Élément matériel de la prise illégale d’intérêts : réunions informelles
Le délit de prise illégale d’intérêt est défini comme suit par l’article 432-12 du Code pénal : « Le fait, par une personne dépositaire de l’autorité publique ou chargée d’une mission de service public ou par une personne investie d’un mandat électif public, de prendre, recevoir ou conserver, directement ou indirectement, un intérêt quelconque dans une entreprise ou dans une opération dont elle a, au moment de l’acte, en tout ou partie, la charge d’assurer la surveillance, l’administration, la liquidation ou le paiement, est puni de cinq ans d’emprisonnement et d’une amende de 500 000 €, dont le montant peut être porté au double du produit tiré de l’infraction. ».
Au cours des dernières années, la Chambre criminelle de la Cour de cassation a développé une jurisprudence sévère quant à la caractérisation des éléments constitutifs de ce délit. Il en est ainsi par exemple concernant la notion « d’intérêt quelconque », au cœur de l’article 432-12 du code pénal, dont l’appréciation est étendue de manière extensive par la jurisprudence : l’intérêt peut être non seulement matériel, mais également purement moral (liens amicaux et professionnels (Crim., 13 janvier 2016, n°14-88.382), ancien partenaire de golf (Crim., 5 avril 2018, n°17-1.912) …).
En l’espèce, la Chambre criminelle de la cour de cassation a dû se pencher sur l’élément matériel de l’infraction, à savoir de « prendre, recevoir ou conserver, directement ou indirectement » un intérêt « dans une entreprise ou dans une opération dont [on] a, au moment de l’acte, en tout ou partie, la charge d’assurer la surveillance, l’administration, la liquidation ».
En l’occurrence, une commune avait lancé un appel à projet relatif à la création d’un parc de loisirs sur des terrains lui appartenant, sous l’impulsion de son maire.
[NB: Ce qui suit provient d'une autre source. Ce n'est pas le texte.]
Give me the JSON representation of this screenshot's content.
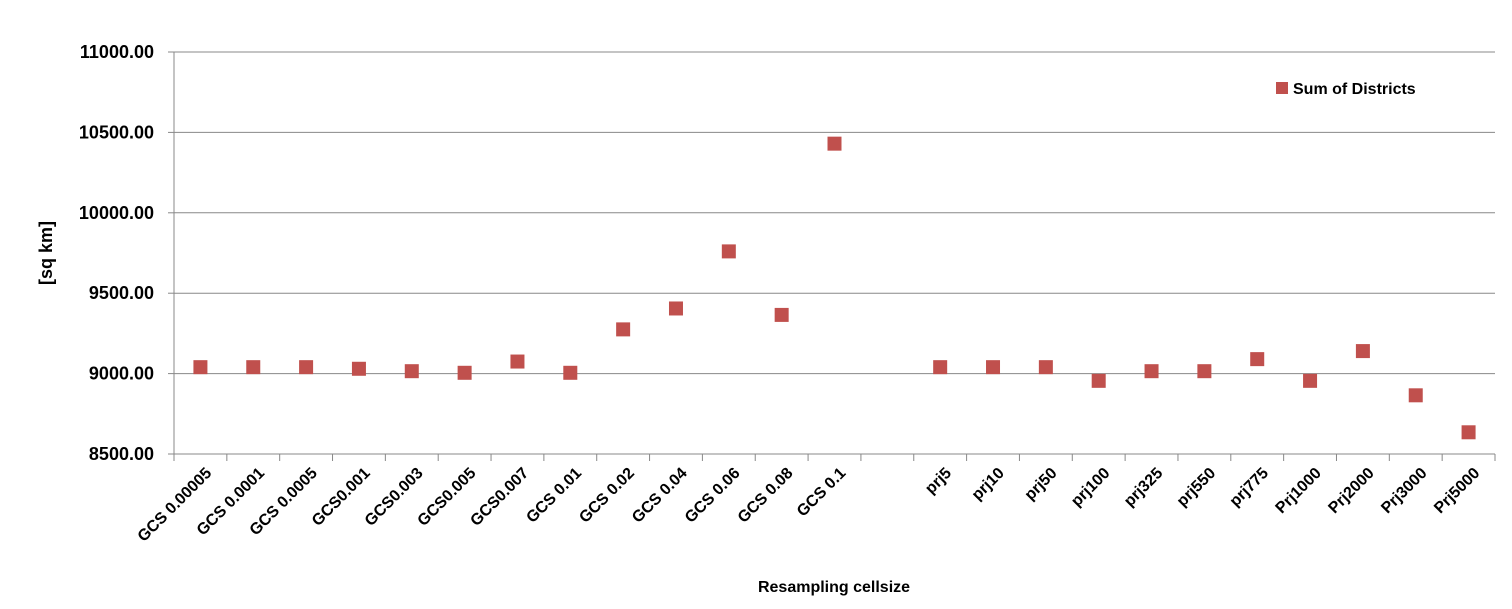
{
  "chart_data": {
    "type": "scatter",
    "x_label": "Resampling cellsize",
    "y_label": "[sq km]",
    "categories": [
      "GCS 0.00005",
      "GCS 0.0001",
      "GCS 0.0005",
      "GCS0.001",
      "GCS0.003",
      "GCS0.005",
      "GCS0.007",
      "GCS 0.01",
      "GCS 0.02",
      "GCS 0.04",
      "GCS 0.06",
      "GCS 0.08",
      "GCS 0.1",
      null,
      "prj5",
      "prj10",
      "prj50",
      "prj100",
      "prj325",
      "prj550",
      "prj775",
      "Prj1000",
      "Prj2000",
      "Prj3000",
      "Prj5000"
    ],
    "series": [
      {
        "name": "Sum of Districts",
        "color": "#c0504d",
        "values": [
          9040,
          9040,
          9040,
          9030,
          9015,
          9005,
          9075,
          9005,
          9275,
          9405,
          9760,
          9365,
          10430,
          null,
          9040,
          9040,
          9040,
          8955,
          9015,
          9015,
          9090,
          8955,
          9140,
          8865,
          8635
        ]
      }
    ],
    "ylim": [
      8500,
      11000
    ],
    "yticks": [
      {
        "value": 8500,
        "label": "8500.00"
      },
      {
        "value": 9000,
        "label": "9000.00"
      },
      {
        "value": 9500,
        "label": "9500.00"
      },
      {
        "value": 10000,
        "label": "10000.00"
      },
      {
        "value": 10500,
        "label": "10500.00"
      },
      {
        "value": 11000,
        "label": "11000.00"
      }
    ],
    "grid": true,
    "legend": "upper right"
  }
}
Un seul dossier avait été déposé, et donc retenu, dossier présenté par le fils et le gendre du maire de la commune. Par conséquent, le terrain devait être cédé aux porteurs du projet, ayant notamment créé une SCI dont le maire et son épouse détenaient 38% des parts. Le notaire en charge de réaliser la vente refusait de la poursuivre dans ces conditions, et l’acte authentique de vente était finalement signé devant un autre notaire, après que le maire et son épouse avaient cédé leurs parts de la SCI (tout en restant cautions solidaires des emprunts contractés par la société postérieurement à cette cession).
Après divers rebondissements procéduraux (cette affaire ayant déjà été portée devant la cour de cassation), la cour d’appel de renvoi déclarait le maire coupable de prise illégale d’intérêts. Le maire formait un pourvoi contre cette décision, en estimant notamment qu’il n’a fait qu’exécuter la décision du conseil municipal autorisant la vente, cette décision ayant été prise alors qu’il n’avait pas participé à ladite séance (dont il avait préparé la convocation et formalisé le procès-verbal de délibération).
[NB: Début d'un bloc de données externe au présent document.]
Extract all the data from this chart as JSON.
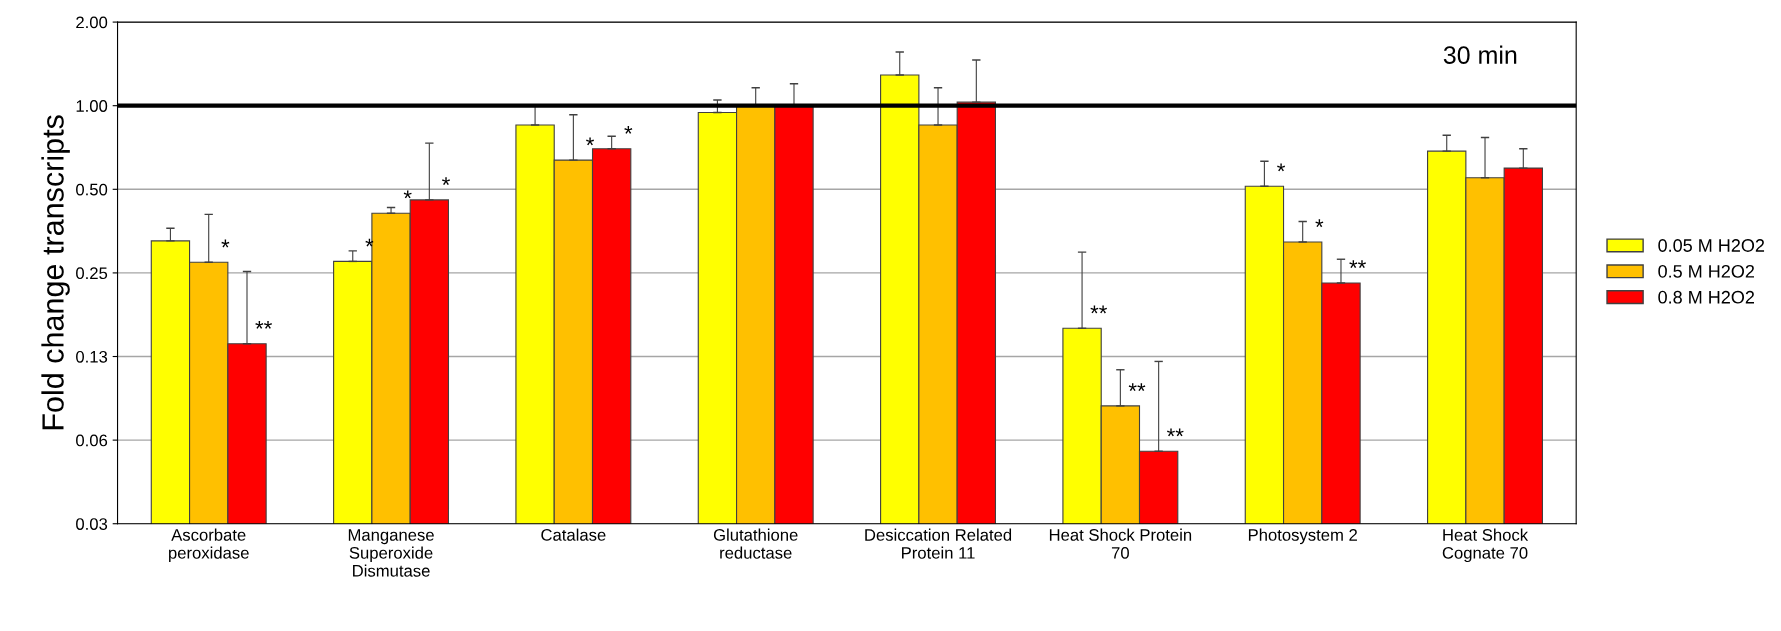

Dans un arrêt du 20 janvier 2021, la Cour de cassation rejette le pourvoi en retenant que « déduisant de la participation de M. G…, maire de la commune, à la réunion informelle du 13 septembre 2012 la part prise à la surveillance, au sens de l’article 432-12 du code pénal, de l’opération litigieuse de cession de parcelles, propriété de la commune, caractérisant ainsi le délit de prise illégale d’intérêt à son encontre, la cour d’appel a justifié sa décision. »
Ainsi, outre l’intérêt personnel caractérisé en l’espèce – cession de terrain au profit de membres de sa famille et de société dans lequel il avait un intérêt –, l’élément matériel est constitué puisqu’en sa qualité de maire, ses fonctions impliquaient la charge de la surveillance et de l’administration des terrains communaux. Or, le maire était « intervenu personnellement, en qualité de mandataire public, pour accomplir une démarche relative à la gestion communale de cette opération en participant à la réunion du 13 septembre 2012, tenue en Mairie avec plusieurs autres élus, en présence du notaire chargé de la cession des terrains, pour que soit discuté le caractère anormal du cumul de sa fonction de maire avec sa prise d’intérêt dans la cession de terrains de la commune. ».
Ainsi, la seule participation à une réunion informelle serait susceptible de caractériser le délit de prise illégale d’intérêts. Il convient donc pour les agents concernés d’être particulièrement vigilants.